なぜエンジンなしで「数百キロ」も飛べるのか? 大気と重力を味方にした「省エネ機体」の正体
グライダーは免許取得と機体費を合わせても数百万円で操縦可能で、エンジンなしで数百キロの長距離飛行も実現できる。空力設計と上昇気流の活用により、鳥のような自由な飛行体験を経済的に提供する航空機である。
飛行に働く基本力

動力飛行機は、推力が抗力に打ち勝つことで速度を維持する。一方、グライダーには推力がない。
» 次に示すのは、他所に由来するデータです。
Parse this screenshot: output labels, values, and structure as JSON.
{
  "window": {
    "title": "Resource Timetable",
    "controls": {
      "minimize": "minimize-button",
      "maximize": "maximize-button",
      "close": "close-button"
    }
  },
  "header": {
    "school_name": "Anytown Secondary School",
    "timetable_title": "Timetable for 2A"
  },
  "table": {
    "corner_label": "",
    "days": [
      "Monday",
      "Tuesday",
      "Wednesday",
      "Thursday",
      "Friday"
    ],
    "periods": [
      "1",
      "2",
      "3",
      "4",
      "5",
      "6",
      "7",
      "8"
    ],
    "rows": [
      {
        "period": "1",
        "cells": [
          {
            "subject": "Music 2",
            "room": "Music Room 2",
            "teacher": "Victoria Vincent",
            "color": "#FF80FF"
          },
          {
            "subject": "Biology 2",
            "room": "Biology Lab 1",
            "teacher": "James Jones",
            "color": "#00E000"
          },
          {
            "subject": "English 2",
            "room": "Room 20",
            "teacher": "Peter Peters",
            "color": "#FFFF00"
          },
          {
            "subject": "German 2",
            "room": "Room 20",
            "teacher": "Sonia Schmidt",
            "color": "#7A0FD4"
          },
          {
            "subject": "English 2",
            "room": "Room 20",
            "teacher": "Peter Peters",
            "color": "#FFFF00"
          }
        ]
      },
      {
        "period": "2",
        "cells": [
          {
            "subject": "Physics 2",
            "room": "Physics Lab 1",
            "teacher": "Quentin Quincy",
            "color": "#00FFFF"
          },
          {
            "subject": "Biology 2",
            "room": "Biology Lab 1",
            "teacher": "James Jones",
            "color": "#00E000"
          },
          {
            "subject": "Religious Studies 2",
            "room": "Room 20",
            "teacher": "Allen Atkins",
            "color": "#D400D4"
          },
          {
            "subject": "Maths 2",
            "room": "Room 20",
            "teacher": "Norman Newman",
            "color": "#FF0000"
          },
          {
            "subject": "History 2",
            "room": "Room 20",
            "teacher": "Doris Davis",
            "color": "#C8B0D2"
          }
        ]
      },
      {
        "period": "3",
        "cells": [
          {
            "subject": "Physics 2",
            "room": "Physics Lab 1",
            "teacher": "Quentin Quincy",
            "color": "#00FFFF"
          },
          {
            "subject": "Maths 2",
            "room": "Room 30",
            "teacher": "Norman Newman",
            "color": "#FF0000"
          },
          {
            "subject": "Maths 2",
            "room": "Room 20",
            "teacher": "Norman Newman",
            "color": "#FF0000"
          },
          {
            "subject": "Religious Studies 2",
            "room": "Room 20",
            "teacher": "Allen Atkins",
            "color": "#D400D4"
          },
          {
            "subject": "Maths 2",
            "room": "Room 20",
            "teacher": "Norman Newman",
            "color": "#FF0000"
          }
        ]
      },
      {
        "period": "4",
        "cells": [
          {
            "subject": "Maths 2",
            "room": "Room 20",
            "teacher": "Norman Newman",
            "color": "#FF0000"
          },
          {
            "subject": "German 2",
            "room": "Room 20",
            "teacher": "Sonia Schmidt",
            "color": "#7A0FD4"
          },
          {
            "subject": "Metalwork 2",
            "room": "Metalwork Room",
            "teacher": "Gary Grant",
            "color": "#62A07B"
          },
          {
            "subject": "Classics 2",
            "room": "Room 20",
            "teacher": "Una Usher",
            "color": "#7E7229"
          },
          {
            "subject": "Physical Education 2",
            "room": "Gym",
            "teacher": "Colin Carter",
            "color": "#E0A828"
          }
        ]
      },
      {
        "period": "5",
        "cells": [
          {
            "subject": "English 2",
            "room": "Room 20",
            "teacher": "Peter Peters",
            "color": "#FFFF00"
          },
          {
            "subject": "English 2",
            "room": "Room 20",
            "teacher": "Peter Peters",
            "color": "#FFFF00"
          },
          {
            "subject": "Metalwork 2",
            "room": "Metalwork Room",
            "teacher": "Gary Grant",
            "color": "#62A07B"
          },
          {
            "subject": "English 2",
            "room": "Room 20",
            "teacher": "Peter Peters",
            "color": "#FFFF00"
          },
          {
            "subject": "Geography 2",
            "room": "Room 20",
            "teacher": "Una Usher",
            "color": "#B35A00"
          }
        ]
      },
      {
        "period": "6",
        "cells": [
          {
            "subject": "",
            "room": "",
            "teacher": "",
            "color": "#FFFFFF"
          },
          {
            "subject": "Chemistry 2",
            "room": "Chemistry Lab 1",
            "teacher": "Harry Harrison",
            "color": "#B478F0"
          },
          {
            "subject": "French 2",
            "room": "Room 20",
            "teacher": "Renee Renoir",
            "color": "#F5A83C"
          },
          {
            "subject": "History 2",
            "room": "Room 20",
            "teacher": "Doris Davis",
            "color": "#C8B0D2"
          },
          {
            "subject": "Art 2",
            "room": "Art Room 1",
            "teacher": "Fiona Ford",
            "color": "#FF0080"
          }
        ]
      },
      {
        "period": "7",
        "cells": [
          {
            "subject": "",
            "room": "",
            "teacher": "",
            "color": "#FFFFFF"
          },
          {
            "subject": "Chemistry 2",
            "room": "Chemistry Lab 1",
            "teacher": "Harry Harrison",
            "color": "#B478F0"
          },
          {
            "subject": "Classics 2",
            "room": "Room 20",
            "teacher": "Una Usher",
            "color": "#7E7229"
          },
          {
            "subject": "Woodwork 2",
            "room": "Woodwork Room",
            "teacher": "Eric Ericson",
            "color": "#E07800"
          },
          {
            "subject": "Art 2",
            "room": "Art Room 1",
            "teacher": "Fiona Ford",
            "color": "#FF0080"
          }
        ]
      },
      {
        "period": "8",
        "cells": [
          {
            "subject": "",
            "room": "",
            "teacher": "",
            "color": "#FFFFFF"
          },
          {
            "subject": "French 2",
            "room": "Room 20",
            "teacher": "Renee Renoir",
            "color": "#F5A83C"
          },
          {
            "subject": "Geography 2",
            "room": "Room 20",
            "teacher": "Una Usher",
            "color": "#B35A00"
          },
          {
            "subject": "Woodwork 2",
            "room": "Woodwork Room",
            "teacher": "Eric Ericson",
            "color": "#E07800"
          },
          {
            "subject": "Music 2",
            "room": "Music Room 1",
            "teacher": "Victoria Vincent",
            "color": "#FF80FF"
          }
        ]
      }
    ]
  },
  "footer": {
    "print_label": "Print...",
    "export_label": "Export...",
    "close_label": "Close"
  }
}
そのため、重力と空力効率によって滑空の方法が決まる。
グライダーは周囲の空気に対して緩やかに下降しながら前進する。高度という位置エネルギーを運動エネルギーに変換して飛行するのである。
グライダーの飛行原理を理解するには、飛行中の航空機に働く基本的な4つの力を知る必要がある。揚力は翼の周囲を流れる空気によって生じる上向きの力である。重力は機体の質量によって生じる下向きの力である。
抗力は空気抵抗によって進行方向と逆向きに働く力である。推力はエンジン搭載機で前進力を生む力である。グライダーはこの4つの力のうち、揚力、重力、抗力を主体に飛行する。